Мы поднимались вверх, световой фонарь пропускал рассеянный осенний свет и тени от туч, приносимых ветром с севера.
— И что ты считала, — спросил я перед нашей дверью, — деньги?
— Если бы, — вздохнула Аня, — хвосты, узлы и нитки эти.
С тем мы в квартиру и вошли.
Дома всё было традиционно — сквозняк, пылинки, танцующие в робком луче света, заспанная Бася и приёмник, гнусавящий в маминой комнате.
— Кто-то подумает, что здесь все дома, и не зайдёт, — отбивалась от меня мама по поводу радиоточки.
— Кто-то подумает, что у нас не все дома или все умерли — живые таким голосом не разговаривают.
— А вот о смертях не надо, — подытоживала мама. — Начитаешься вечно дурни всякой и бубнишь тут по углам…
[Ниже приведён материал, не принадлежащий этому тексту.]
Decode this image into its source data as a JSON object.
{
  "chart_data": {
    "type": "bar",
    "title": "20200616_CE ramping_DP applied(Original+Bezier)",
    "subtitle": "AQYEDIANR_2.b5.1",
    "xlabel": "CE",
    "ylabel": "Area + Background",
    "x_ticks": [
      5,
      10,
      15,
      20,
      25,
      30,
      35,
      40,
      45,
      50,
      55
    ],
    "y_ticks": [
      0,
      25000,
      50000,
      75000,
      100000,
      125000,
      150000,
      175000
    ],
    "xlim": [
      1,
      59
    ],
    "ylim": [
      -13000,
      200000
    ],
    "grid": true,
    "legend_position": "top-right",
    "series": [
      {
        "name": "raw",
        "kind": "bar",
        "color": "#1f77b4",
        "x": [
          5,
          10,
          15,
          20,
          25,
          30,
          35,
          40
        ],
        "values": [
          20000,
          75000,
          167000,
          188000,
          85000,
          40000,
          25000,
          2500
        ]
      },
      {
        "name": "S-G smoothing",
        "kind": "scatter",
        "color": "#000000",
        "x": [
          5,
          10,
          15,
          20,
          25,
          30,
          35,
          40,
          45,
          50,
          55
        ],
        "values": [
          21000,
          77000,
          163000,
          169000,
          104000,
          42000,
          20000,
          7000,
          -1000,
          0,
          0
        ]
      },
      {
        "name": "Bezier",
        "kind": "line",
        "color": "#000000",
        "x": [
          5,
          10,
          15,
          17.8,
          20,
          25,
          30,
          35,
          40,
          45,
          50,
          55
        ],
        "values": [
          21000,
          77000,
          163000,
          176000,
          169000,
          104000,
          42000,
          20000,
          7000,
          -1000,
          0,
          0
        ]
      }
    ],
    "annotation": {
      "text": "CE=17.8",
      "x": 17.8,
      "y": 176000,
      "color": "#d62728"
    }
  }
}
— Давай, Гамелина, — сказал я, — быстренько на кухню, сейчас тебе иголки и нитки обеспечу.
Аня заколола косу наверх и пошла вперёд, как-то покорно пошла, даже не огрызнулась.
Я вернулся минут через пять, с жестянкой, в ней мама хранила швейные принадлежности и пару перегоревших лампочек под штопку. Аня, стоя у кухонного окна, рассматривала швейную машинку.
— У вас настоящий ножной Зингер, — очень довольным голосом сказала она, — рабочий.
— Настоящий, правда. Только не Зингер. Но из тех. Старый, но работает, даже джинсовку строчит, — сказал я, — и ещё в нём есть тайная шкатулочка, там у мамы какие-то специальные нитки.
— Наверное, сороковка, — словно сомневаясь, пробормотала Аня, пробежалась пальцами по внешней панели машины, нашла шкатулку, открыла, пошарила в ней. — Ну, точно. Она, — довольно заметила Гамелина и достала катушку чёрных ниток. — Где вы её только взяли, такая редкость…
Она сняла пальто, села и вывернула его наизнанку, стала видна подкладка, действительно разошедшаяся внизу по шву.
— Ну, расскажи мне чего-нибудь, Даник, — попросила Гамелина, вдевая нитку в иголку, — тут, конечно, на пять минут работы, но не молчать же…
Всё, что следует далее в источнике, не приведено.